My uncle can't walk straight. I think it's because he's gay.
Roses are red, violets are blue. Your dad is gay, so are you.
Place a man in a morgue, he'll try to leave.
Place a doctor in a morgue, he'll go to work.
Place a necrophiliac in a morgue, he'll stay happy for a week.
A guy finds a genie.
He says, "I wish I was better at talking to women."
"Poof!" the genie says, "You're gay!"
Why do heterosexual men like to receive an anonymous blowjob at an adult bookstore? Because they don't want gay men and bisexual men in the LGBT community to find out that they also like getting their cocks sucked by men, but they don't want gay and bisexual men in the LGBT community to find out.
My nickname should be night light... because kids turn me on...

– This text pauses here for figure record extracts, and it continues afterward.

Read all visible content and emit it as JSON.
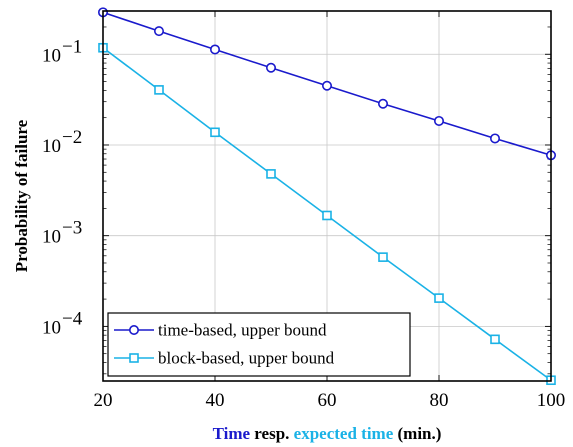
{
  "chart_data": {
    "type": "line",
    "title": "",
    "xlabel_parts": [
      {
        "text": "Time",
        "color": "#1a1acc"
      },
      {
        "text": " resp. ",
        "color": "#000000"
      },
      {
        "text": "expected time",
        "color": "#1ab2e6"
      },
      {
        "text": " (min.)",
        "color": "#000000"
      }
    ],
    "ylabel": "Probability of failure",
    "xlim": [
      20,
      100
    ],
    "ylim": [
      2.5e-05,
      0.3
    ],
    "yscale": "log",
    "grid": true,
    "legend_position": "bottom-left",
    "xticks": [
      20,
      40,
      60,
      80,
      100
    ],
    "xtick_labels": [
      "20",
      "40",
      "60",
      "80",
      "100"
    ],
    "yticks": [
      {
        "value": 0.1,
        "base": "10",
        "exp": "−1"
      },
      {
        "value": 0.01,
        "base": "10",
        "exp": "−2"
      },
      {
        "value": 0.001,
        "base": "10",
        "exp": "−3"
      },
      {
        "value": 0.0001,
        "base": "10",
        "exp": "−4"
      }
    ],
    "x": [
      20,
      30,
      40,
      50,
      60,
      70,
      80,
      90,
      100
    ],
    "series": [
      {
        "name": "time-based, upper bound",
        "color": "#1a1acc",
        "marker": "circle",
        "values": [
          0.29,
          0.18,
          0.113,
          0.071,
          0.045,
          0.0285,
          0.0184,
          0.0118,
          0.0077
        ]
      },
      {
        "name": "block-based, upper bound",
        "color": "#1ab2e6",
        "marker": "square",
        "values": [
          0.118,
          0.0405,
          0.0138,
          0.0048,
          0.00167,
          0.00058,
          0.000205,
          7.2e-05,
          2.55e-05
        ]
      }
    ]
  }
}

I'm so gay I could barely think straight.
What do lesbians and turtles have in common? They both choke on plastic.
Jack and Jill went up the hill so Jack could lick Jill's candy. Jack got a shock and a mouth full of cock because Jill's real name is Randy.

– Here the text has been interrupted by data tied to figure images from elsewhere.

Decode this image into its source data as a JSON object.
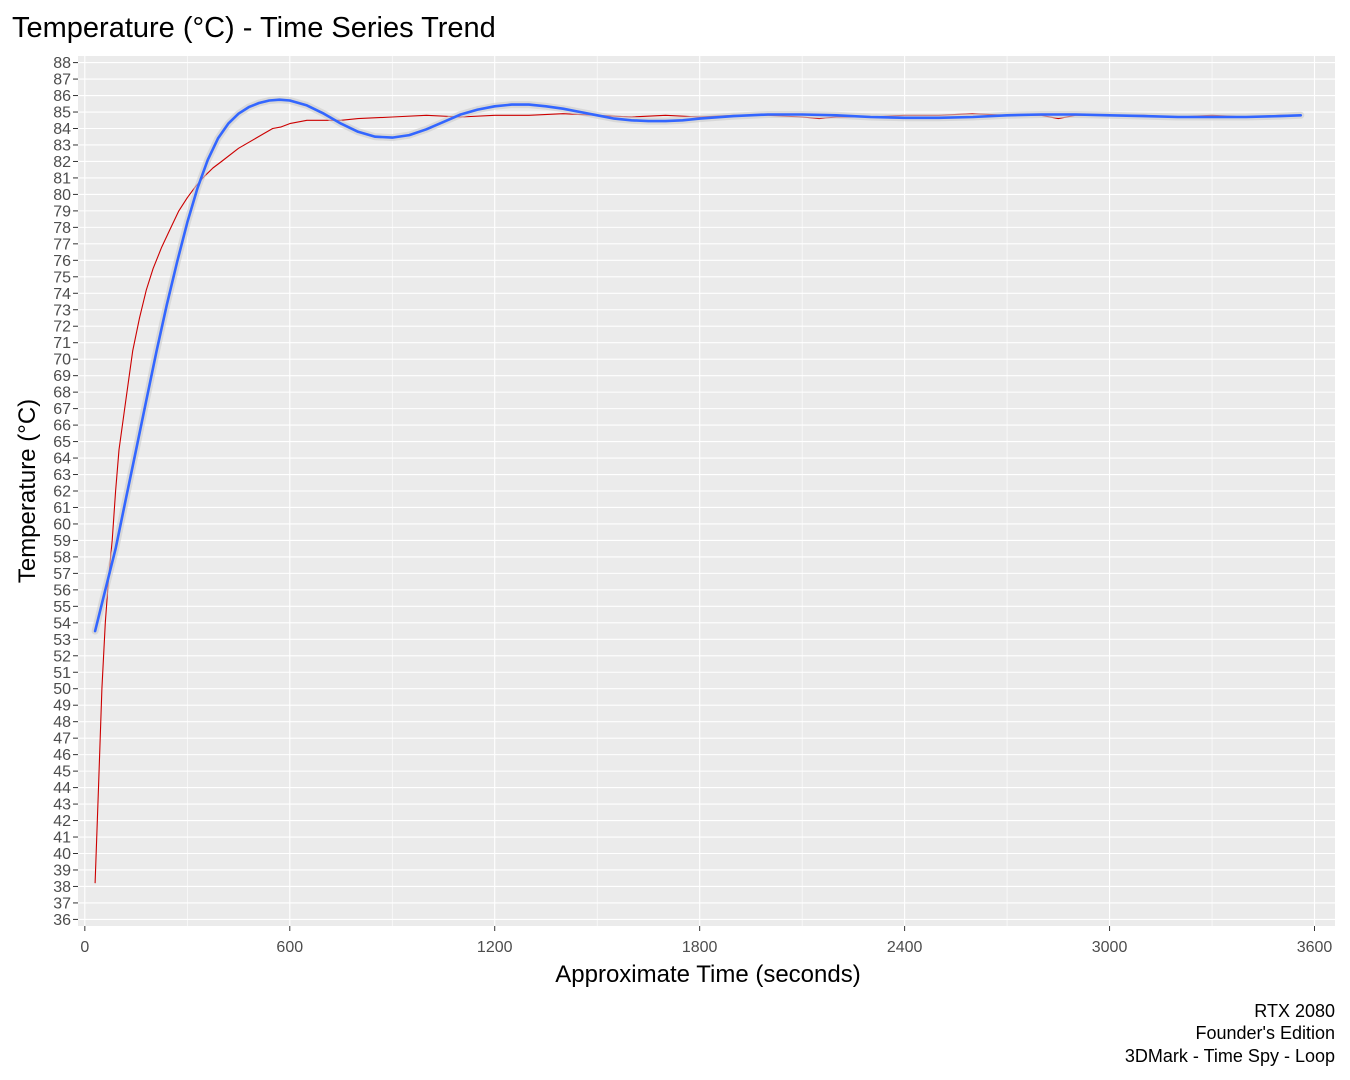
{
  "chart_data": {
    "type": "line",
    "title": "Temperature (°C) - Time Series Trend",
    "xlabel": "Approximate Time (seconds)",
    "ylabel": "Temperature (°C)",
    "xlim": [
      -20,
      3660
    ],
    "ylim": [
      35.6,
      88.4
    ],
    "x_ticks": [
      0,
      600,
      1200,
      1800,
      2400,
      3000,
      3600
    ],
    "y_ticks": [
      36,
      37,
      38,
      39,
      40,
      41,
      42,
      43,
      44,
      45,
      46,
      47,
      48,
      49,
      50,
      51,
      52,
      53,
      54,
      55,
      56,
      57,
      58,
      59,
      60,
      61,
      62,
      63,
      64,
      65,
      66,
      67,
      68,
      69,
      70,
      71,
      72,
      73,
      74,
      75,
      76,
      77,
      78,
      79,
      80,
      81,
      82,
      83,
      84,
      85,
      86,
      87,
      88
    ],
    "grid": true,
    "legend": "none",
    "colors": {
      "background": "#ebebeb",
      "grid": "#ffffff",
      "raw_line": "#cc0000",
      "trend_line": "#3366ff",
      "confidence_band": "#cccccc"
    },
    "series": [
      {
        "style": "raw",
        "x": [
          30,
          40,
          50,
          60,
          70,
          80,
          90,
          100,
          120,
          140,
          160,
          180,
          200,
          225,
          250,
          275,
          300,
          325,
          350,
          375,
          400,
          450,
          500,
          525,
          550,
          575,
          600,
          650,
          700,
          750,
          800,
          900,
          1000,
          1100,
          1200,
          1300,
          1400,
          1500,
          1600,
          1700,
          1800,
          1900,
          2000,
          2100,
          2150,
          2200,
          2300,
          2400,
          2500,
          2600,
          2700,
          2800,
          2850,
          2900,
          3000,
          3100,
          3200,
          3300,
          3400,
          3500,
          3560
        ],
        "y": [
          38.2,
          44.0,
          50.0,
          54.0,
          56.8,
          59.0,
          62.0,
          64.5,
          67.5,
          70.5,
          72.5,
          74.2,
          75.5,
          76.8,
          77.9,
          79.0,
          79.8,
          80.5,
          81.1,
          81.6,
          82.0,
          82.8,
          83.4,
          83.7,
          84.0,
          84.1,
          84.3,
          84.5,
          84.5,
          84.5,
          84.6,
          84.7,
          84.8,
          84.7,
          84.8,
          84.8,
          84.9,
          84.8,
          84.7,
          84.8,
          84.7,
          84.8,
          84.8,
          84.7,
          84.6,
          84.7,
          84.7,
          84.8,
          84.8,
          84.9,
          84.8,
          84.8,
          84.6,
          84.8,
          84.8,
          84.8,
          84.7,
          84.8,
          84.7,
          84.8,
          84.8
        ]
      },
      {
        "style": "trend",
        "x": [
          30,
          60,
          90,
          120,
          150,
          180,
          210,
          240,
          270,
          300,
          330,
          360,
          390,
          420,
          450,
          480,
          510,
          540,
          570,
          600,
          650,
          700,
          750,
          800,
          850,
          900,
          950,
          1000,
          1050,
          1100,
          1150,
          1200,
          1250,
          1300,
          1350,
          1400,
          1450,
          1500,
          1550,
          1600,
          1650,
          1700,
          1750,
          1800,
          1900,
          2000,
          2100,
          2200,
          2300,
          2400,
          2500,
          2600,
          2700,
          2800,
          2900,
          3000,
          3100,
          3200,
          3300,
          3400,
          3500,
          3560
        ],
        "y": [
          53.5,
          56.0,
          58.5,
          61.5,
          64.5,
          67.5,
          70.5,
          73.3,
          75.9,
          78.3,
          80.4,
          82.1,
          83.4,
          84.3,
          84.9,
          85.3,
          85.55,
          85.7,
          85.75,
          85.7,
          85.4,
          84.9,
          84.3,
          83.8,
          83.5,
          83.45,
          83.6,
          83.95,
          84.4,
          84.85,
          85.15,
          85.35,
          85.45,
          85.45,
          85.35,
          85.2,
          85.0,
          84.8,
          84.6,
          84.5,
          84.45,
          84.45,
          84.5,
          84.6,
          84.75,
          84.85,
          84.85,
          84.8,
          84.7,
          84.65,
          84.65,
          84.7,
          84.8,
          84.85,
          84.85,
          84.8,
          84.75,
          84.7,
          84.7,
          84.7,
          84.75,
          84.8
        ]
      }
    ]
  },
  "caption": {
    "line1": "RTX 2080",
    "line2": "Founder's Edition",
    "line3": "3DMark - Time Spy - Loop"
  }
}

How do you find out if your kid is gay?
Lock him in a closet and if he comes out, he's gay. If not, he's dead straight.
Why do they call me a firefighter? Because I find them hot, and I leave them wet!

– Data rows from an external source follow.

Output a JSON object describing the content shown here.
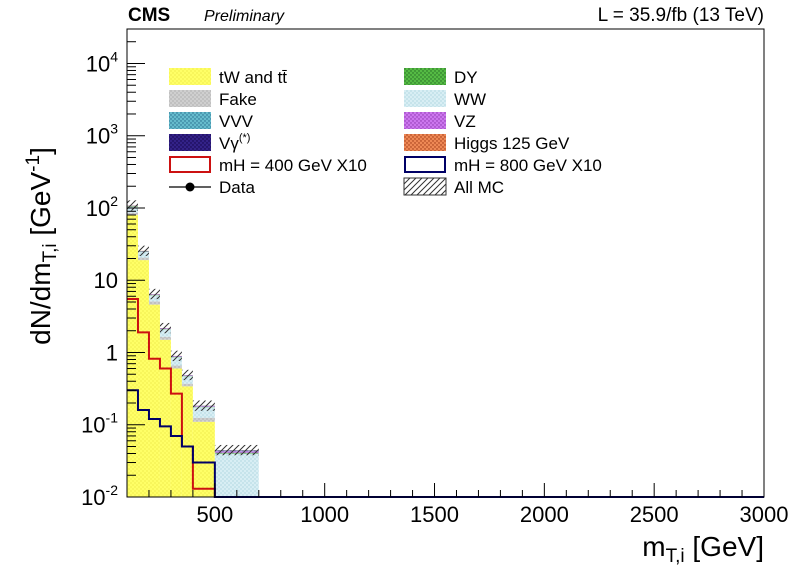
{
  "header": {
    "experiment": "CMS",
    "status": "Preliminary",
    "lumi": "L = 35.9/fb (13 TeV)"
  },
  "chart_data": {
    "type": "bar",
    "style": "stacked-histogram",
    "xlabel": "m_{T,i} [GeV]",
    "ylabel": "dN/dm_{T,i} [GeV^{-1}]",
    "xlim": [
      100,
      3000
    ],
    "ylim": [
      0.01,
      30000
    ],
    "y_scale": "log",
    "x_ticks": [
      500,
      1000,
      1500,
      2000,
      2500,
      3000
    ],
    "y_ticks": [
      {
        "value": 0.01,
        "base": "10",
        "exp": "-2"
      },
      {
        "value": 0.1,
        "base": "10",
        "exp": "-1"
      },
      {
        "value": 1,
        "base": "1",
        "exp": ""
      },
      {
        "value": 10,
        "base": "10",
        "exp": ""
      },
      {
        "value": 100,
        "base": "10",
        "exp": "2"
      },
      {
        "value": 1000,
        "base": "10",
        "exp": "3"
      },
      {
        "value": 10000,
        "base": "10",
        "exp": "4"
      }
    ],
    "bin_edges": [
      100,
      150,
      200,
      250,
      300,
      350,
      400,
      500,
      700,
      3000
    ],
    "stack": [
      {
        "key": "top",
        "name": "tW and tt̄",
        "color": "#ffff66",
        "values": [
          80,
          19,
          4.6,
          1.5,
          0.6,
          0.34,
          0.11,
          0.004,
          0
        ]
      },
      {
        "key": "fake",
        "name": "Fake",
        "color": "#c0c0c0",
        "values": [
          6,
          1.6,
          0.5,
          0.15,
          0.06,
          0.03,
          0.015,
          0.006,
          0
        ]
      },
      {
        "key": "ww",
        "name": "WW",
        "color": "#cce8f0",
        "values": [
          18,
          4,
          1.1,
          0.45,
          0.2,
          0.1,
          0.05,
          0.03,
          0
        ]
      },
      {
        "key": "dy",
        "name": "DY",
        "color": "#33aa33",
        "values": [
          2,
          0.3,
          0.08,
          0.02,
          0.01,
          0.005,
          0.002,
          0.001,
          0
        ]
      },
      {
        "key": "vz",
        "name": "VZ",
        "color": "#bb66dd",
        "values": [
          1,
          0.3,
          0.09,
          0.03,
          0.015,
          0.008,
          0.004,
          0.002,
          0
        ]
      },
      {
        "key": "vvv",
        "name": "VVV",
        "color": "#55aacc",
        "values": [
          0.3,
          0.08,
          0.02,
          0.008,
          0.004,
          0.002,
          0.001,
          0.0008,
          0
        ]
      },
      {
        "key": "vgamma",
        "name": "Vγ",
        "name_sup": "(*)",
        "color": "#221177",
        "values": [
          0.5,
          0.12,
          0.03,
          0.01,
          0.005,
          0.002,
          0.001,
          0.0005,
          0
        ]
      },
      {
        "key": "higgs",
        "name": "Higgs 125 GeV",
        "color": "#dd6633",
        "values": [
          0.5,
          0.1,
          0.02,
          0.006,
          0.003,
          0.001,
          0.0005,
          0.0002,
          0
        ]
      }
    ],
    "lines": [
      {
        "key": "mh400",
        "name": "mH = 400 GeV X10",
        "color": "#cc1111",
        "values": [
          5.5,
          1.9,
          0.82,
          0.6,
          0.27,
          0.05,
          0.013,
          0.01,
          0.01
        ]
      },
      {
        "key": "mh800",
        "name": "mH = 800 GeV X10",
        "color": "#000066",
        "values": [
          0.3,
          0.16,
          0.12,
          0.095,
          0.07,
          0.05,
          0.03,
          0.01,
          0.01
        ]
      }
    ],
    "data_series": {
      "name": "Data"
    },
    "mc_total": {
      "name": "All MC"
    },
    "legend": {
      "placement": "top-left",
      "columns": 2
    }
  }
}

The gayest person on Earth is Pac-Man.
You can pay him 50 cents to eat 200 balls.
A priest and a nun are traveling across the desert on a camel, and when all of a sudden the camel dies. They’re in the middle of the desert with no hope of rescue when that night the priest thinks to himself that he can’t die a virgin. He looks over at the nun and pulls out his penis. The nun says, "Father, what is that?" He says, "This, sister, is the wand of life." The nun says, "Good, now go stick it in that camel's ass and let’s get the hell out of here!"
If a heterosexual man gets anonymous oral sex from another heterosexual man at a glory hole, it's called a "brojob", but if a homophobic heterosexual man gets anonymous oral sex from a gay man at a glory hole, it's still called a "brojob". Does it cycle now?
For boys, life is a lot like a penis: simple, soft, straight, relaxed, and hanging freely......... then a woman makes it really hard.😩😉😏
Q: Why can't orphans be gay?
A: They have nobody to call daddy.
Isn't it strange that the LGBTQ flag only has straight lines?
What does a blondie and a shotgun have in common?
Give them a cock and they're ready to blow.
I like my men how I like my coffee...
WITHOUT A FUCKING VAGINA!
What's the difference between a gay guy and a microwave?
The microwave doesn't brown the meat.